Most prisoners who apply for the program don't have experience with horses, and Helm prefers it that way. They tend to be gentler with the animals.

Florence began its horse training programme in 2012, and while it is too early to assess the long-term effects on participating inmates, of the 50 or so who have gone through it and been released, none has returned to prison, Helm said. The national recidivism rate is about 68 percent within three years of release. Helm says he sees real transformations in inmates who stay with the programme.

"A lot of them haven't really bonded with a person, let alone an animal," he said. "It's been really interesting to observe these guys' lives change."

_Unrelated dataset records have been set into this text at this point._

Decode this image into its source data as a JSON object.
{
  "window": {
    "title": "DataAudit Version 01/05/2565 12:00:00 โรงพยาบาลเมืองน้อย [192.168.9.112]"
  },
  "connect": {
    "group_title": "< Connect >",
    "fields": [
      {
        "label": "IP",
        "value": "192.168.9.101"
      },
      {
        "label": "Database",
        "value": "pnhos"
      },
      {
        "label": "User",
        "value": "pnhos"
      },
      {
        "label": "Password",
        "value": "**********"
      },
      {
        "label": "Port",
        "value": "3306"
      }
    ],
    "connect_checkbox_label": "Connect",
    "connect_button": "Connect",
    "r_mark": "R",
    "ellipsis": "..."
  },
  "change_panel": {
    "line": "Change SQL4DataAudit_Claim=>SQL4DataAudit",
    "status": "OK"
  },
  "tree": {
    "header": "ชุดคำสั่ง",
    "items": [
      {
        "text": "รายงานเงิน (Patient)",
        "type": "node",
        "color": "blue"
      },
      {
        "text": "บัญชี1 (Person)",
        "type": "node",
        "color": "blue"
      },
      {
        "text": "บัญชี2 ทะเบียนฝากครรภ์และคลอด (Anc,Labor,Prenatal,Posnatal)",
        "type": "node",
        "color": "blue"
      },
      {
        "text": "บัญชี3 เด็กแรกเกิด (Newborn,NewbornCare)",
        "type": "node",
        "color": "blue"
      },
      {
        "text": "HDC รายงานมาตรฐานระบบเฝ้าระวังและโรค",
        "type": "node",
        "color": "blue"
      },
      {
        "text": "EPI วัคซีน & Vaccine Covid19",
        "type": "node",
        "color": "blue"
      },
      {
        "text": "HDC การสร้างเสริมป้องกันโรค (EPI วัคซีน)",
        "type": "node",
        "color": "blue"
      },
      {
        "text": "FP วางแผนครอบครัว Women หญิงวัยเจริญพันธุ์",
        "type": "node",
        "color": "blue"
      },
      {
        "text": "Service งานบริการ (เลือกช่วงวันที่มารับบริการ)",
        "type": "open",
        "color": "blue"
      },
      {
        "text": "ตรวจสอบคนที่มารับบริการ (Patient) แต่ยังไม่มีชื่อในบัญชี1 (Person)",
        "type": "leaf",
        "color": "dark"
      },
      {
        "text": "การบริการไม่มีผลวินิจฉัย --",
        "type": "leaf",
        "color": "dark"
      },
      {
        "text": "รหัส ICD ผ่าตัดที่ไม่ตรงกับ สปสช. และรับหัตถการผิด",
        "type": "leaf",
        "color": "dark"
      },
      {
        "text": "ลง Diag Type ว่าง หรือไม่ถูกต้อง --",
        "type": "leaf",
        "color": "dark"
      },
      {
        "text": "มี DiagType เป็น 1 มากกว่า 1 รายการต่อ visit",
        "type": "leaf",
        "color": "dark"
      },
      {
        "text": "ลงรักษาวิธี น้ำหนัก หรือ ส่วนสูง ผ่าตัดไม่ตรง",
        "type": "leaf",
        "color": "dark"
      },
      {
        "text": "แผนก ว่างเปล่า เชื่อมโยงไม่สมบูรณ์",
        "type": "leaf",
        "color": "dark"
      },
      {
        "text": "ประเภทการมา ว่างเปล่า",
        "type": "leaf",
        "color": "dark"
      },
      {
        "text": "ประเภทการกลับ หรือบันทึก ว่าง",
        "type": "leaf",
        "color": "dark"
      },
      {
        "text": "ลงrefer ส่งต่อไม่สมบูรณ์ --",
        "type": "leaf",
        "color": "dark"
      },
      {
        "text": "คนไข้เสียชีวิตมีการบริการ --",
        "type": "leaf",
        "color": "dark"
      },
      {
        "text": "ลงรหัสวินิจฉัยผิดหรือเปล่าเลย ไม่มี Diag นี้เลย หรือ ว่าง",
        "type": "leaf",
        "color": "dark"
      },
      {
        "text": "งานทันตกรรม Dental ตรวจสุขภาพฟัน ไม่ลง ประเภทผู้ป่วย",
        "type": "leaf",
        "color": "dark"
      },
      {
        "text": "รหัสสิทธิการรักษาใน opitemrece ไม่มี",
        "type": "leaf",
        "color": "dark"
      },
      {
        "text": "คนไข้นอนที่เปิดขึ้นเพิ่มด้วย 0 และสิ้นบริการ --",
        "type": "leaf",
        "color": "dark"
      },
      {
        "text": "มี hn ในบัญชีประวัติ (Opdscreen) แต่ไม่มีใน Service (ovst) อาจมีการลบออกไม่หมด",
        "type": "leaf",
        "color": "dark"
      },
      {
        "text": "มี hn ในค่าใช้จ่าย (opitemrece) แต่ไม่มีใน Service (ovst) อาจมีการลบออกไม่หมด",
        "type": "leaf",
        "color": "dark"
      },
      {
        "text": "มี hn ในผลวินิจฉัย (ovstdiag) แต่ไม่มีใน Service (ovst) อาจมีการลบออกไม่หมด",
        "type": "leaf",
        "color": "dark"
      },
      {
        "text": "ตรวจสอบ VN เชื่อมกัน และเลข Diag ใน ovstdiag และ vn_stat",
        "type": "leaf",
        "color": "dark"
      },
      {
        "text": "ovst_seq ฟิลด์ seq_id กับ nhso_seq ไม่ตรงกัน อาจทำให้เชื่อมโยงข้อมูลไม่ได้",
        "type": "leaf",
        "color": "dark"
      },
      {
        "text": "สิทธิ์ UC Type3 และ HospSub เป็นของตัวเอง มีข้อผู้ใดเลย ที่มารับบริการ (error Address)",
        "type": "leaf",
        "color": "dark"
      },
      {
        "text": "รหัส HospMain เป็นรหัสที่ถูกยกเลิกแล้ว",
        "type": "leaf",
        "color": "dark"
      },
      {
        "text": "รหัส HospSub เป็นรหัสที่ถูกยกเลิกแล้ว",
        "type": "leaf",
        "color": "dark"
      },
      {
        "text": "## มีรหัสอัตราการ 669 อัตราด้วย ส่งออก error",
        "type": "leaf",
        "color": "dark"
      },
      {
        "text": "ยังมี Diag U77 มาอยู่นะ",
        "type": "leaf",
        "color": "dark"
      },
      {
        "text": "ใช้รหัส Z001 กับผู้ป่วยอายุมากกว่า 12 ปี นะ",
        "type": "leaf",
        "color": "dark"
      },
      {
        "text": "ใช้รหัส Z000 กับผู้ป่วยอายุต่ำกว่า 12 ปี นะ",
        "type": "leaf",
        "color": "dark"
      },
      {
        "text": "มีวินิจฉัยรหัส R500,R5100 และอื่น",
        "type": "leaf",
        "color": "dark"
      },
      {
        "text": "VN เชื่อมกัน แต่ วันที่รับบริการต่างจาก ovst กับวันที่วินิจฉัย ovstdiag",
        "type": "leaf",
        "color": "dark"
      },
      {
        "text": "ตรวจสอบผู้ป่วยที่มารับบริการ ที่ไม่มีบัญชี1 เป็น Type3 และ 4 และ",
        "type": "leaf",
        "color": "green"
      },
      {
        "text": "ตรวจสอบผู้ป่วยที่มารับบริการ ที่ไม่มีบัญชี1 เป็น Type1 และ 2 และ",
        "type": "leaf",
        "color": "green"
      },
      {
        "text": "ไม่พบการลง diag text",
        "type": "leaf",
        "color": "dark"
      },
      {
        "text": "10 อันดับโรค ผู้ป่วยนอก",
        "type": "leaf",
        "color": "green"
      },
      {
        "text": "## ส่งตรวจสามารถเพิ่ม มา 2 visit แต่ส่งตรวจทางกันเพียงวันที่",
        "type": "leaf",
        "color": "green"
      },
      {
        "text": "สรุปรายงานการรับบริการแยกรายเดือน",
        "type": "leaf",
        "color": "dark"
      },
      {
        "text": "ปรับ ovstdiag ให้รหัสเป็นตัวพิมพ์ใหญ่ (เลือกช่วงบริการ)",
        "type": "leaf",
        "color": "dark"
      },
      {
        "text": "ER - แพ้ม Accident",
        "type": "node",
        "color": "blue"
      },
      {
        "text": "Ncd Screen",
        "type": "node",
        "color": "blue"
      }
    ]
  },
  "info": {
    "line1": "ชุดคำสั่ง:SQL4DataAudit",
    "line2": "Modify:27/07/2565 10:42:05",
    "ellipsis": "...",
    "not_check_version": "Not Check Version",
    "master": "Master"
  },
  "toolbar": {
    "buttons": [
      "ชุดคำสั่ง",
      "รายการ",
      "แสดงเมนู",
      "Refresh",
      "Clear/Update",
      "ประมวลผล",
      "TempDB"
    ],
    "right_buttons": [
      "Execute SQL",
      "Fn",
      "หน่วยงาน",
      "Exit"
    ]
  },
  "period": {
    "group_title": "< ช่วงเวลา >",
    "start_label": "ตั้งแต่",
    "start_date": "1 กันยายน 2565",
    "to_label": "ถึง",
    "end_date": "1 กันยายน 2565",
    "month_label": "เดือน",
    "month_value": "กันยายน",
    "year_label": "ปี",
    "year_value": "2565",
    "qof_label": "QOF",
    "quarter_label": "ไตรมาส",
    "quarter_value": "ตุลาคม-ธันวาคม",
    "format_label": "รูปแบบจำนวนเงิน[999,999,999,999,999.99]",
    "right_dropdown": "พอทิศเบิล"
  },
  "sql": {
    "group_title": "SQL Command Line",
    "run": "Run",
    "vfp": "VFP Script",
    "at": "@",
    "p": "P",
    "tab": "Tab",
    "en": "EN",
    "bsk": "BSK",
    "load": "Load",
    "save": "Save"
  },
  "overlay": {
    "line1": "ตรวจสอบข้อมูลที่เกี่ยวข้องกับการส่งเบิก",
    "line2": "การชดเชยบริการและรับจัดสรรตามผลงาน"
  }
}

Border Patrol adoptions are key to the government's effort to stem the nation's growing population of mustangs. A federal law passed in 1971 tasked the BLM with managing wild horse and burro populations in the American West, both to protect the animals and to ensure that vegetation was not overgrazed and water sources depleted. But with the soaring cost of hay and dwindling public interest in horse ownership, the BLM can place only about 2,000 into adoption each year, severely limiting the number it can capture from the open desert and plains, Lutterman said.